= John Fereday =

English cricketer

John Benjamin Fereday (24 November 1873 – 1 January 1958) was an English first-class cricketer: a right-handed batsman and right-arm off-break bowler who played ten times for Worcestershire County Cricket Club between 1899 and 1901.

Born in Burnt Tree, Dudley, Worcestershire (now West Midlands), Fereday made his debut against Marylebone Cricket Club (MCC) at Lord's on 17 July 1899, opening the batting and making 25 and 23 in a crushing 332-run defeat. He also appeared in the county's home win against Leicestershire a week later; this match resulted in Worcestershire's first ever victory in the County Championship.

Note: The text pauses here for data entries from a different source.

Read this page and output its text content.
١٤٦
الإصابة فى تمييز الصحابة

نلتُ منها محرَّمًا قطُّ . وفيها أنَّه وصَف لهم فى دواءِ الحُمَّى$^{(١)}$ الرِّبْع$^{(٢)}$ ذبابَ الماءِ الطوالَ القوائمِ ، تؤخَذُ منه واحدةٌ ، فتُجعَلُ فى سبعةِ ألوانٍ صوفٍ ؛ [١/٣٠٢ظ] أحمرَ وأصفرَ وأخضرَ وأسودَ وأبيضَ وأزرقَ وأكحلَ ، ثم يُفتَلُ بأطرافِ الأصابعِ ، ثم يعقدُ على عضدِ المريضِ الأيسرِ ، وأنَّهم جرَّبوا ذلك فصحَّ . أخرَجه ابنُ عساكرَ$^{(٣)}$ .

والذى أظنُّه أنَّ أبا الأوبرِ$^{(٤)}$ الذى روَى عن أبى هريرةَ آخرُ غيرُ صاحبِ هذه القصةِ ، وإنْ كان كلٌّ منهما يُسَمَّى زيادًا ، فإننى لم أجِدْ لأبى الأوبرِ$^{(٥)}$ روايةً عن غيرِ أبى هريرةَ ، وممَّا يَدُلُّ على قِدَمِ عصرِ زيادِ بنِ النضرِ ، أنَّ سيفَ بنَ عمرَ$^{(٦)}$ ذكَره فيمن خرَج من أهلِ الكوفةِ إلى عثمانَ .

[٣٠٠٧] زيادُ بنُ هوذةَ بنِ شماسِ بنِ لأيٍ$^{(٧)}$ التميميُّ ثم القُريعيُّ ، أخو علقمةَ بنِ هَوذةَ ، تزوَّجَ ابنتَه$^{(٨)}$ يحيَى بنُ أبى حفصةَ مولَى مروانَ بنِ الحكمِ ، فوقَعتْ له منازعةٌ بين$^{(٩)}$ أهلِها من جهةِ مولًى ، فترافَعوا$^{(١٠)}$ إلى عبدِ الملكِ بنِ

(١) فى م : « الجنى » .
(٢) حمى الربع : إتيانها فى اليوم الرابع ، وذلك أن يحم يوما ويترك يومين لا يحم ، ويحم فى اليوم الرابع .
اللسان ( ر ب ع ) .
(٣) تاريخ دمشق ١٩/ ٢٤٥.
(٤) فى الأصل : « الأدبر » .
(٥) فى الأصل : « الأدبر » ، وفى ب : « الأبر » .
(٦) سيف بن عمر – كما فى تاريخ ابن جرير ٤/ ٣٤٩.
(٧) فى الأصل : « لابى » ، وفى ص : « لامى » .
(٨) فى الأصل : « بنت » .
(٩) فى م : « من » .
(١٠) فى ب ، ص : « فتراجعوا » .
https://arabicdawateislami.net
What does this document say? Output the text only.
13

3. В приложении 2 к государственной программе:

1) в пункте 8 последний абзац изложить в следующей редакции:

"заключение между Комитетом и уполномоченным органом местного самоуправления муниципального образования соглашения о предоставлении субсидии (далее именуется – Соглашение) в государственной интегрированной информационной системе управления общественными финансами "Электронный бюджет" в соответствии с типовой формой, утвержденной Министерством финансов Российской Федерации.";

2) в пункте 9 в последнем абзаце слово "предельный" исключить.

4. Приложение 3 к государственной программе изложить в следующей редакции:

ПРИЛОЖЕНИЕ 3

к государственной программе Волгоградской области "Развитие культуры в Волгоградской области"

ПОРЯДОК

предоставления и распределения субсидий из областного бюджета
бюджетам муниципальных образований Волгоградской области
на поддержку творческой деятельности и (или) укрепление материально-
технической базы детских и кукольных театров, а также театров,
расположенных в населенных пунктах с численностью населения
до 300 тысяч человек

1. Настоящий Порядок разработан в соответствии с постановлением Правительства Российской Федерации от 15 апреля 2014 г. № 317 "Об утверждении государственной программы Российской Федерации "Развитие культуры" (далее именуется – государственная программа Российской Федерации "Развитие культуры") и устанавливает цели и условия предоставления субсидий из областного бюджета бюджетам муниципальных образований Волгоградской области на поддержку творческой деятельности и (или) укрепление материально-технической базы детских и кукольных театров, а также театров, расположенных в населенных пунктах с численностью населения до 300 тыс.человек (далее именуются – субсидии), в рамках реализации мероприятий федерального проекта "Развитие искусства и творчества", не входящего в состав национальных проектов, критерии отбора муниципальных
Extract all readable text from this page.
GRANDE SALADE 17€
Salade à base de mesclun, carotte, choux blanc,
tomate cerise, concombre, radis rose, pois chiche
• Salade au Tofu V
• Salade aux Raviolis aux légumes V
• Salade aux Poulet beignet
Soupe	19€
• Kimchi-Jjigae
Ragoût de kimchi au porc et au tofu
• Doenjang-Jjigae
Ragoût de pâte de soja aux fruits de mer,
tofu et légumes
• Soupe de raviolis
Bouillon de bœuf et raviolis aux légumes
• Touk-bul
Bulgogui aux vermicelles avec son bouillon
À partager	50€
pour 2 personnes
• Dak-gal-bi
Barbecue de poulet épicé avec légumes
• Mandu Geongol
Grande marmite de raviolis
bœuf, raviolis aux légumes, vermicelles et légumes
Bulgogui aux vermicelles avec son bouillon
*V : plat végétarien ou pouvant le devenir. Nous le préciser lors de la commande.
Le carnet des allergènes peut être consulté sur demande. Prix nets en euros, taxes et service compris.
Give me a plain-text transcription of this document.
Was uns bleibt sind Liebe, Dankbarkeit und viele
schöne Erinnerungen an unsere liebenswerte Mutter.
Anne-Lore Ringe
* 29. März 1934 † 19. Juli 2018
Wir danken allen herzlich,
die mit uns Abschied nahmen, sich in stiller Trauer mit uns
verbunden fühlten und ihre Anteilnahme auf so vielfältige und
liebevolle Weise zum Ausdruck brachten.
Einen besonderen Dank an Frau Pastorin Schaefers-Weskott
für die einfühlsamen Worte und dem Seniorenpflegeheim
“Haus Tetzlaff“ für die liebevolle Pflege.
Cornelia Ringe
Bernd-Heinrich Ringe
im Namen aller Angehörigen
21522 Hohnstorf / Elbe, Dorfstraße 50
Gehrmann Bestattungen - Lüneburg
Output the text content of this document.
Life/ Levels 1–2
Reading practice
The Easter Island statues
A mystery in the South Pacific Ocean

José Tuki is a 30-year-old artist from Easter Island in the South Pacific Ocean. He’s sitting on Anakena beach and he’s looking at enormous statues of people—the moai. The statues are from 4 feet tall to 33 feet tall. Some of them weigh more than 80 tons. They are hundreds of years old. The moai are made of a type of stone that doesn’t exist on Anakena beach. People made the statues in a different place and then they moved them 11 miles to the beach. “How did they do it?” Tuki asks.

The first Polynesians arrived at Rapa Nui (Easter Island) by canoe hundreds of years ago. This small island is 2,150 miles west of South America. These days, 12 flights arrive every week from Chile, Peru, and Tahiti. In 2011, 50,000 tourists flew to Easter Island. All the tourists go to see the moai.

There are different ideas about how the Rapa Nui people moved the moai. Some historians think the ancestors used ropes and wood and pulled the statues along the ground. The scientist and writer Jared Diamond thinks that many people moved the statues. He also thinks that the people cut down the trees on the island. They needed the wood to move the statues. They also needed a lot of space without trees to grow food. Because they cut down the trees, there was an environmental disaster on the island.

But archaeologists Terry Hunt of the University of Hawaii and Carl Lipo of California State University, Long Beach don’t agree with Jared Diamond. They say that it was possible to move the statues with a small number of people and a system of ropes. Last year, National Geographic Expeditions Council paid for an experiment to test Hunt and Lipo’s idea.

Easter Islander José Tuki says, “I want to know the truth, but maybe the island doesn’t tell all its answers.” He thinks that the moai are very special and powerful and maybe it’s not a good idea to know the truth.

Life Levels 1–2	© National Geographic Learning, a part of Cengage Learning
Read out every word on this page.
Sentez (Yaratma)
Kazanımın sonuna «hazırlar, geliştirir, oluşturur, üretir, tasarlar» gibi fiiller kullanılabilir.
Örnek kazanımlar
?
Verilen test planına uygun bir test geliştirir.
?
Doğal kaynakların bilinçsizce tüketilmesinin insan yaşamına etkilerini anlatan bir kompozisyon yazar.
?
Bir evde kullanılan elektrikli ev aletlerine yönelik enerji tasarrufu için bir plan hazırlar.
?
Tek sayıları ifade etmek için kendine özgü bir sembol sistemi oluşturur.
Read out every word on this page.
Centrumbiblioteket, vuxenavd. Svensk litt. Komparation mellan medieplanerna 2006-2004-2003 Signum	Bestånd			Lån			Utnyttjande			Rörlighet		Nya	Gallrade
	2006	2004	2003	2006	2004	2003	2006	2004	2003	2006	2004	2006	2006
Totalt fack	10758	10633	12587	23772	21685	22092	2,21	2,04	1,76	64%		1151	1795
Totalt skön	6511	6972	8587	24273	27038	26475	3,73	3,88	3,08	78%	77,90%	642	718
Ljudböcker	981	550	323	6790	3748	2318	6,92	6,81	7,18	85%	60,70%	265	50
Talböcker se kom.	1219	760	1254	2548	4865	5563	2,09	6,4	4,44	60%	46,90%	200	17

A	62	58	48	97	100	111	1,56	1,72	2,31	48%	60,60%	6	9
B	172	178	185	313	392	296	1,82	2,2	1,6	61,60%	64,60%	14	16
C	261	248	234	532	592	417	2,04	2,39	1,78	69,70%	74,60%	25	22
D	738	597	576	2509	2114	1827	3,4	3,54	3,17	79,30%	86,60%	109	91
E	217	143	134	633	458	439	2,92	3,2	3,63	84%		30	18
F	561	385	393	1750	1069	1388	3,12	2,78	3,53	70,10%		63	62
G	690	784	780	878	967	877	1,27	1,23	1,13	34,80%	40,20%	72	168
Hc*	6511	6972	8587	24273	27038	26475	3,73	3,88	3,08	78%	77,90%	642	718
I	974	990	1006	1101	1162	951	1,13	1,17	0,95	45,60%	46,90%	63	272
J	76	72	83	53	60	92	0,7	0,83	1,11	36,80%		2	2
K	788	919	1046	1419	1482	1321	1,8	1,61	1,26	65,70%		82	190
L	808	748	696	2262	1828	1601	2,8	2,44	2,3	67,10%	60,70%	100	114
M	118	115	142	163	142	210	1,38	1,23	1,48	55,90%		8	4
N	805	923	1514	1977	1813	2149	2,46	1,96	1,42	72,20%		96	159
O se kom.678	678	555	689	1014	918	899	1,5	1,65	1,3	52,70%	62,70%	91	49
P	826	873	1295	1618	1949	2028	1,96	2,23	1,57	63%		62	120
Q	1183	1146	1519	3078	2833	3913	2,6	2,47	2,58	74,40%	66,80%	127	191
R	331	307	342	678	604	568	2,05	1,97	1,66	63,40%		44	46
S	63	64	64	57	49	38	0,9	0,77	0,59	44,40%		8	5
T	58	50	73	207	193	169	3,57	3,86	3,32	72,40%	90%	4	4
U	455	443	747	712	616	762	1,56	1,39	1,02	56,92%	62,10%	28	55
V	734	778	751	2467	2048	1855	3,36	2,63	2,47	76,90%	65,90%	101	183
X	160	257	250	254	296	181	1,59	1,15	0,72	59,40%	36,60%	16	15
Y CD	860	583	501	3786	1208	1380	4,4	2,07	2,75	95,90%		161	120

In 1900, Fereday made six appearances for the county, though he could muster only 77 runs in 11 innings with a best of just 18. He did, however, take his only two first-class wickets that summer: a caught and bowled dismissal of the little-known Yorkshire bowler Harry Riley and an lbw decision against Warwickshire stalwart Crowther Charlesworth. The following year he made his last two appearances at first-class level, his final match being a thrilling tie against the touring South Africans in which he made a career-best score of 37.

After retiring from county cricket, Fereday played in the Minor Counties Championship for Staffordshire for several years. He died at the age of 84 at Holy Cross, Worcestershire.